So, I got ds tested at an allergy clinic and feel quite sad at the results :(

27 replies

VelvetCushions · 23/05/2009 18:45

I knew he had some allergies from his reactions but now its been confirmed, I feel really upset for him.
I'm sure I'll get used to it but he tested skin test positive to milk, egg, fish, lentils and nuts. Its unlikely he'll grow out of fish, nuts and lentils. They are very likely to get worse.
I feel quite angry too that there are so many children with serious allergies now (confirmed by the private dr I saw) and there seems to be very little resource given to it. 'They' must know what is triggering these allergies, probably some of the vaccinations. Why does it seem like nothing being done?
Rant over.

OP posts:
mumblecrumble · 23/05/2009 21:03

Oh that's so rubbish, so sorry.

Its true. More should be done.

AcademicMum · 23/05/2009 23:33

The medical world still doesn't know much about allergies, what starts them etc etc. Just look at all the conflicting advice: don't eat peanuts whilst preg/eat peanuts etc. Thing is, no-one really has definative answers just lots of good guesses.

What annoys me is just how blase GPs are about allergies. With ds1 we nagged and nagged and finally got a referal when he was aged 3 (now confirmed allergies to eggs, nuts, all pollen, kiwi).
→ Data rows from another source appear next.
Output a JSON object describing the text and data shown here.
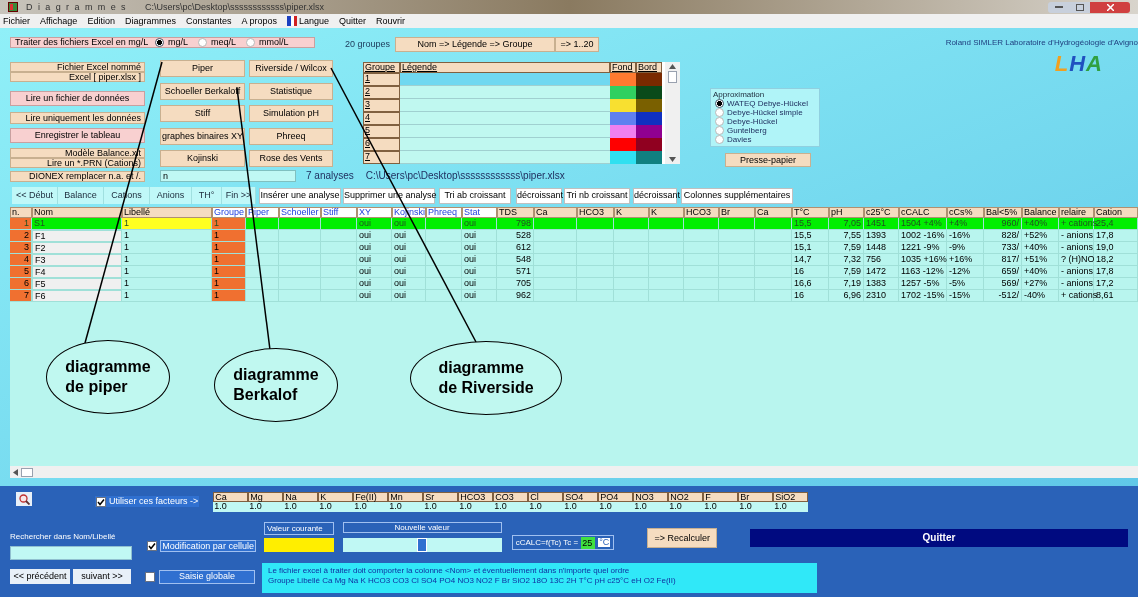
{
  "window": {
    "title": "Diagrammes",
    "path": "C:\\Users\\pc\\Desktop\\ssssssssssss\\piper.xlsx"
  },
  "menu": [
    {
      "label": "Fichier",
      "kind": "plain"
    },
    {
      "label": "Affichage",
      "kind": "plain"
    },
    {
      "label": "Edition",
      "kind": "plain"
    },
    {
      "label": "Diagrammes",
      "kind": "plain"
    },
    {
      "label": "Constantes",
      "kind": "plain"
    },
    {
      "label": "A propos",
      "kind": "plain"
    },
    {
      "label": "Langue",
      "kind": "flag"
    },
    {
      "label": "Quitter",
      "kind": "plain"
    },
    {
      "label": "Rouvrir",
      "kind": "plain"
    }
  ],
  "import": {
    "label": "Traiter des fichiers Excel en mg/L",
    "units": [
      {
        "label": "mg/L",
        "selected": true
      },
      {
        "label": "meq/L",
        "selected": false
      },
      {
        "label": "mmol/L",
        "selected": false
      }
    ]
  },
  "file_buttons": [
    {
      "label": "Fichier Excel nommé",
      "highlighted": false
    },
    {
      "label": "Excel [ piper.xlsx ]",
      "highlighted": false
    },
    {
      "label": "Lire un fichier de données",
      "highlighted": true
    },
    {
      "label": "Lire uniquement les données",
      "highlighted": false
    },
    {
      "label": "Enregistrer le tableau",
      "highlighted": true
    },
    {
      "label": "Modèle Balance.xlt",
      "highlighted": false
    },
    {
      "label": "Lire un *.PRN (Cations)",
      "highlighted": false
    }
  ],
  "dionex_button": "DIONEX remplacer n.a. et /.",
  "diagram_buttons": [
    "Piper",
    "Riverside / Wilcox",
    "Schoeller Berkaloff",
    "Statistique",
    "Stiff",
    "Simulation pH",
    "graphes binaires XY",
    "Phreeq",
    "Kojinski",
    "Rose des Vents"
  ],
  "filter_field": {
    "value": "n"
  },
  "analyses_count": "7 analyses",
  "file_path": "C:\\Users\\pc\\Desktop\\ssssssssssss\\piper.xlsx",
  "groups": {
    "count_label": "20 groupes",
    "buttons": [
      "Nom => Légende => Groupe",
      "=> 1..20"
    ],
    "columns": [
      "Groupe",
      "Légende",
      "Fond",
      "Bord"
    ],
    "rows": [
      {
        "group": "1",
        "selected": true,
        "swatches": [
          {
            "color": "#ff7a30"
          },
          {
            "color": "#7a2a00"
          }
        ]
      },
      {
        "group": "2",
        "selected": false,
        "swatches": [
          {
            "color": "#30d060"
          },
          {
            "color": "#0a4a1a"
          }
        ]
      },
      {
        "group": "3",
        "selected": false,
        "swatches": [
          {
            "color": "#f8e030"
          },
          {
            "color": "#7a6000"
          }
        ]
      },
      {
        "group": "4",
        "selected": false,
        "swatches": [
          {
            "color": "#6080f0"
          },
          {
            "color": "#1030c0"
          }
        ]
      },
      {
        "group": "5",
        "selected": false,
        "swatches": [
          {
            "color": "#f080f0"
          },
          {
            "color": "#900090"
          }
        ]
      },
      {
        "group": "6",
        "selected": false,
        "swatches": [
          {
            "color": "#ff0000"
          },
          {
            "color": "#900020"
          }
        ]
      },
      {
        "group": "7",
        "selected": false,
        "swatches": [
          {
            "color": "#30e0f0"
          },
          {
            "color": "#108080"
          }
        ]
      }
    ]
  },
  "approximation": {
    "title": "Approximation",
    "options": [
      {
        "label": "WATEQ Debye-Hückel",
        "selected": true
      },
      {
        "label": "Debye-Hückel simple",
        "selected": false
      },
      {
        "label": "Debye-Hückel",
        "selected": false
      },
      {
        "label": "Guntelberg",
        "selected": false
      },
      {
        "label": "Davies",
        "selected": false
      }
    ]
  },
  "clipboard_button": "Presse-papier",
  "credit": "Roland SIMLER Laboratoire d'Hydrogéologie d'Avigno",
  "logo": "LHA",
  "nav_buttons": [
    "<< Début",
    "Balance",
    "Cations",
    "Anions",
    "TH°",
    "Fin >>"
  ],
  "action_buttons": [
    "Insérer une analyse",
    "Supprimer une analyse",
    "Tri ab croissant",
    "décroissant",
    "Tri nb croissant",
    "décroissant",
    "Colonnes supplémentaires"
  ],
  "table": {
    "columns": [
      {
        "label": "n.",
        "diagram": false
      },
      {
        "label": "Nom",
        "diagram": false
      },
      {
        "label": "Libellé",
        "diagram": false
      },
      {
        "label": "Groupe",
        "diagram": true
      },
      {
        "label": "Piper",
        "diagram": true
      },
      {
        "label": "Schoeller",
        "diagram": true
      },
      {
        "label": "Stiff",
        "diagram": true
      },
      {
        "label": "XY",
        "diagram": true
      },
      {
        "label": "Kojinski",
        "diagram": true
      },
      {
        "label": "Phreeq",
        "diagram": true
      },
      {
        "label": "Stat",
        "diagram": true
      },
      {
        "label": "TDS",
        "diagram": false
      },
      {
        "label": "Ca",
        "diagram": false
      },
      {
        "label": "HCO3",
        "diagram": false
      },
      {
        "label": "K",
        "diagram": false
      },
      {
        "label": "K",
        "diagram": false
      },
      {
        "label": "HCO3",
        "diagram": false
      },
      {
        "label": "Br",
        "diagram": false
      },
      {
        "label": "Ca",
        "diagram": false
      },
      {
        "label": "T°C",
        "diagram": false
      },
      {
        "label": "pH",
        "diagram": false
      },
      {
        "label": "c25°C",
        "diagram": false
      },
      {
        "label": "cCALC",
        "diagram": false
      },
      {
        "label": "cCs%",
        "diagram": false
      },
      {
        "label": "Bal<5%",
        "diagram": false
      },
      {
        "label": "Balance",
        "diagram": false
      },
      {
        "label": "relaire",
        "diagram": false
      },
      {
        "label": "Cation",
        "diagram": false
      }
    ],
    "rows": [
      {
        "selected": true,
        "cells": [
          "1",
          "S1",
          "1",
          "1",
          null,
          null,
          null,
          "oui",
          "oui",
          null,
          "oui",
          "798",
          null,
          null,
          null,
          null,
          null,
          null,
          null,
          "15,5",
          "7,05",
          "1451",
          "1504 +4%",
          "+4%",
          "960/",
          "+40%",
          "+ cations",
          "25,4"
        ]
      },
      {
        "selected": false,
        "cells": [
          "2",
          "F1",
          "1",
          "1",
          null,
          null,
          null,
          "oui",
          "oui",
          null,
          "oui",
          "528",
          null,
          null,
          null,
          null,
          null,
          null,
          null,
          "15,5",
          "7,55",
          "1393",
          "1002 -16%",
          "-16%",
          "828/",
          "+52%",
          "- anions",
          "17,8"
        ]
      },
      {
        "selected": false,
        "cells": [
          "3",
          "F2",
          "1",
          "1",
          null,
          null,
          null,
          "oui",
          "oui",
          null,
          "oui",
          "612",
          null,
          null,
          null,
          null,
          null,
          null,
          null,
          "15,1",
          "7,59",
          "1448",
          "1221 -9%",
          "-9%",
          "733/",
          "+40%",
          "- anions",
          "19,0"
        ]
      },
      {
        "selected": false,
        "cells": [
          "4",
          "F3",
          "1",
          "1",
          null,
          null,
          null,
          "oui",
          "oui",
          null,
          "oui",
          "548",
          null,
          null,
          null,
          null,
          null,
          null,
          null,
          "14,7",
          "7,32",
          "756",
          "1035 +16%",
          "+16%",
          "817/",
          "+51%",
          "? (H)NO",
          "18,2"
        ]
      },
      {
        "selected": false,
        "cells": [
          "5",
          "F4",
          "1",
          "1",
          null,
          null,
          null,
          "oui",
          "oui",
          null,
          "oui",
          "571",
          null,
          null,
          null,
          null,
          null,
          null,
          null,
          "16",
          "7,59",
          "1472",
          "1163 -12%",
          "-12%",
          "659/",
          "+40%",
          "- anions",
          "17,8"
        ]
      },
      {
        "selected": false,
        "cells": [
          "6",
          "F5",
          "1",
          "1",
          null,
          null,
          null,
          "oui",
          "oui",
          null,
          "oui",
          "705",
          null,
          null,
          null,
          null,
          null,
          null,
          null,
          "16,6",
          "7,19",
          "1383",
          "1257 -5%",
          "-5%",
          "569/",
          "+27%",
          "- anions",
          "17,2"
        ]
      },
      {
        "selected": false,
        "cells": [
          "7",
          "F6",
          "1",
          "1",
          null,
          null,
          null,
          "oui",
          "oui",
          null,
          "oui",
          "962",
          null,
          null,
          null,
          null,
          null,
          null,
          null,
          "16",
          "6,96",
          "2310",
          "1702 -15%",
          "-15%",
          "-512/",
          "-40%",
          "+ cations",
          "8,61"
        ]
      }
    ]
  },
  "annotations": [
    {
      "lines": [
        "diagramme",
        "de piper"
      ]
    },
    {
      "lines": [
        "diagramme",
        "Berkalof"
      ]
    },
    {
      "lines": [
        "diagramme",
        "de Riverside"
      ]
    }
  ],
  "factors": {
    "label": "Utiliser ces facteurs ->",
    "checked": true,
    "items": [
      {
        "name": "Ca",
        "value": "1.0"
      },
      {
        "name": "Mg",
        "value": "1.0"
      },
      {
        "name": "Na",
        "value": "1.0"
      },
      {
        "name": "K",
        "value": "1.0"
      },
      {
        "name": "Fe(II)",
        "value": "1.0"
      },
      {
        "name": "Mn",
        "value": "1.0"
      },
      {
        "name": "Sr",
        "value": "1.0"
      },
      {
        "name": "HCO3",
        "value": "1.0"
      },
      {
        "name": "CO3",
        "value": "1.0"
      },
      {
        "name": "Cl",
        "value": "1.0"
      },
      {
        "name": "SO4",
        "value": "1.0"
      },
      {
        "name": "PO4",
        "value": "1.0"
      },
      {
        "name": "NO3",
        "value": "1.0"
      },
      {
        "name": "NO2",
        "value": "1.0"
      },
      {
        "name": "F",
        "value": "1.0"
      },
      {
        "name": "Br",
        "value": "1.0"
      },
      {
        "name": "SiO2",
        "value": "1.0"
      }
    ]
  },
  "search": {
    "label": "Rechercher dans Nom/Libellé"
  },
  "cell_edit": {
    "label": "Modification par cellule",
    "checked": true
  },
  "global_edit": {
    "label": "Saisie globale",
    "checked": false
  },
  "current_value": {
    "label": "Valeur courante"
  },
  "new_value": {
    "label": "Nouvelle valeur"
  },
  "recalc": {
    "label": "cCALC=f(Tc) Tc =",
    "value": "25",
    "unit": "°C",
    "button": "=> Recalculer"
  },
  "quit_button": "Quitter",
  "prev_button": "<< précédent",
  "next_button": "suivant >>",
  "info": [
    "Le fichier excel à traiter doit comporter la colonne <Nom> et éventuellement dans n'importe quel ordre",
    "Groupe Libellé Ca Mg Na K HCO3 CO3 Cl SO4 PO4 NO3 NO2 F Br SiO2 18O 13C 2H T°C pH c25°C eH O2 Fe(II)"
  ]
}
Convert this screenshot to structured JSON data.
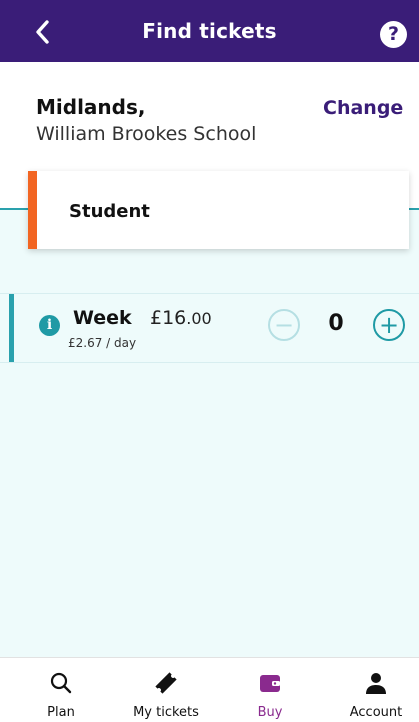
{
  "header": {
    "title": "Find tickets",
    "help_label": "?"
  },
  "region": {
    "name": "Midlands,",
    "school": "William Brookes School",
    "change_label": "Change"
  },
  "passenger": {
    "type": "Student"
  },
  "ticket": {
    "name": "Week",
    "price_main": "£16",
    "price_pence": ".00",
    "per_day": "£2.67 / day",
    "quantity": "0",
    "minus_label": "−",
    "plus_label": "+",
    "info_label": "i"
  },
  "nav": {
    "items": [
      {
        "label": "Plan",
        "icon": "search-icon"
      },
      {
        "label": "My tickets",
        "icon": "ticket-icon"
      },
      {
        "label": "Buy",
        "icon": "wallet-icon"
      },
      {
        "label": "Account",
        "icon": "person-icon"
      }
    ]
  },
  "colors": {
    "header": "#3a1d78",
    "accent_teal": "#2aa1ad",
    "accent_orange": "#f26522",
    "active_nav": "#8a2a8e"
  }
}
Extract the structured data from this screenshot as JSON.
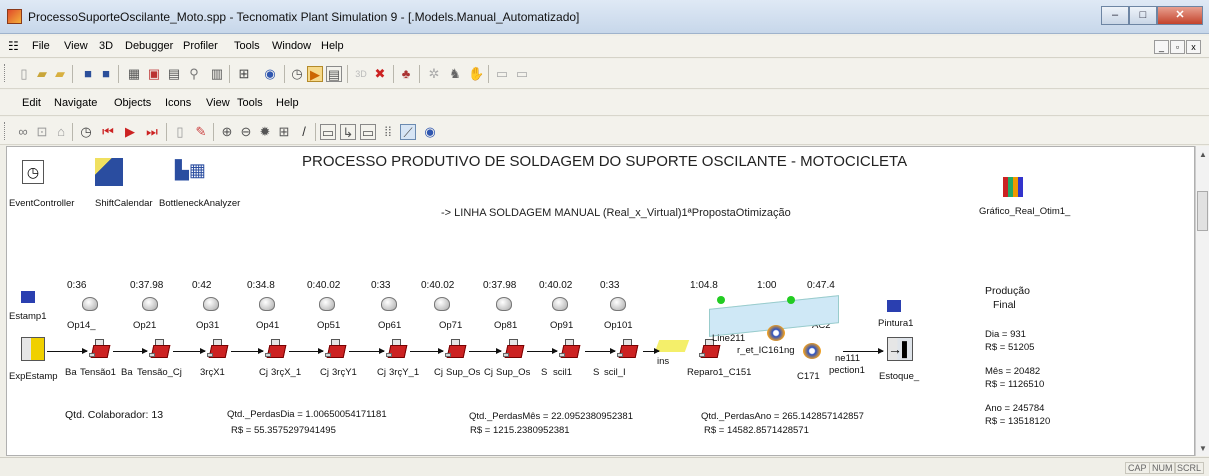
{
  "window": {
    "title": "ProcessoSuporteOscilante_Moto.spp - Tecnomatix Plant Simulation 9 - [.Models.Manual_Automatizado]",
    "min": "–",
    "max": "□",
    "close": "✕"
  },
  "menu": [
    "File",
    "View",
    "3D",
    "Debugger",
    "Profiler",
    "Tools",
    "Window",
    "Help"
  ],
  "mdi": [
    "_",
    "▫",
    "x"
  ],
  "secondary_menu": [
    "Edit",
    "Navigate",
    "Objects",
    "Icons",
    "View",
    "Tools",
    "Help"
  ],
  "toolbar1_icons": [
    "new-icon",
    "open-icon",
    "folder-icon",
    "save-icon",
    "save-all-icon",
    "frame-icon",
    "frame-30-icon",
    "frame-list-icon",
    "wand-icon",
    "library-icon",
    "network-icon",
    "help-icon",
    "clock-icon",
    "toggle-icon",
    "window-icon",
    "3d-icon",
    "cancel-icon",
    "puzzle-icon",
    "tree-icon",
    "class-icon",
    "tools-icon",
    "panel-icon",
    "panel2-icon"
  ],
  "toolbar2_icons": [
    "binoculars-icon",
    "zoom-box-icon",
    "home-icon",
    "clock-icon",
    "reset-icon",
    "play-icon",
    "step-icon",
    "trash-icon",
    "brush-icon",
    "zoom-in-icon",
    "zoom-out-icon",
    "sun-icon",
    "grid-icon",
    "pencil-icon",
    "connector-icon",
    "line-icon",
    "comment-icon",
    "dots-icon",
    "route-icon",
    "help-icon"
  ],
  "canvas": {
    "title": "PROCESSO PRODUTIVO DE SOLDAGEM DO SUPORTE OSCILANTE - MOTOCICLETA",
    "subtitle": "-> LINHA SOLDAGEM MANUAL (Real_x_Virtual)1ªPropostaOtimização",
    "top_objects": [
      "EventController",
      "ShiftCalendar",
      "BottleneckAnalyzer"
    ],
    "chart_object": "Gráfico_Real_Otim1_",
    "times": [
      "0:36",
      "0:37.98",
      "0:42",
      "0:34.8",
      "0:40.02",
      "0:33",
      "0:40.02",
      "0:37.98",
      "0:40.02",
      "0:33",
      "1:04.8",
      "1:00",
      "0:47.4"
    ],
    "upper_labels": [
      "Estamp1",
      "Op14_",
      "Op21",
      "Op31",
      "Op41",
      "Op51",
      "Op61",
      "Op71",
      "Op81",
      "Op91",
      "Op101",
      "AC2",
      "Pintura1"
    ],
    "lower_labels": [
      "ExpEstamp",
      "Ba",
      "Tensão1",
      "Ba",
      "Tensão_Cj",
      "3rçX1",
      "Cj",
      "3rçX_1",
      "Cj",
      "3rçY1",
      "Cj",
      "3rçY_1",
      "Cj",
      "Sup_Os",
      "Cj",
      "Sup_Os",
      "S",
      "scil1",
      "S",
      "scil_I",
      "Reparo1_C151",
      "C171",
      "Estoque_"
    ],
    "misc_labels": [
      "ins",
      "Line211",
      "r_et_IC161ng",
      "ne111",
      "pection1"
    ],
    "production": {
      "title1": "Produção",
      "title2": "Final",
      "dia": "Dia = 931",
      "dia_rs": "R$ = 51205",
      "mes": "Mês = 20482",
      "mes_rs": "R$ = 1126510",
      "ano": "Ano = 245784",
      "ano_rs": "R$ = 13518120"
    },
    "qtd_colaborador": "Qtd. Colaborador: 13",
    "perdas_dia": "Qtd._PerdasDia = 1.00650054171181",
    "perdas_dia_rs": "R$ = 55.3575297941495",
    "perdas_mes": "Qtd._PerdasMês = 22.0952380952381",
    "perdas_mes_rs": "R$ = 1215.2380952381",
    "perdas_ano": "Qtd._PerdasAno = 265.142857142857",
    "perdas_ano_rs": "R$ = 14582.8571428571"
  },
  "status": [
    "CAP",
    "NUM",
    "SCRL"
  ],
  "colors": {
    "station_red": "#c22222",
    "titlebar": "#c7d7ea",
    "conveyor": "#cfe8f6"
  }
}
With ds2 he had (in hindsight) classical symptoms for dairy allergy and yet even when he got a reaction to his first half oz of formula the GP still dismissed it .

I don't agree with you about the vaccinations though - no scientific evidence for this. DS2 had really had eczema from birth, which at 12 months is now completely clear and has been since we discovered his dairy allergy.

trixymalixy · 23/05/2009 23:48

I was really depressed by my DS's allergies being confirmed by testing. I was pretty certain he was allergic to everything he was tested for, so it wasn't really a surprise, but I guess there was a little bit of hope at the back of my mind that I was just being paranoid and he wasn't realy allergic.

So I can totally empathise with you. It is totally rubbish.

I totally agree that more esources should be spent on understanding allergies.

I am quite hopeful about the success that there seems to have been with desensitising recently.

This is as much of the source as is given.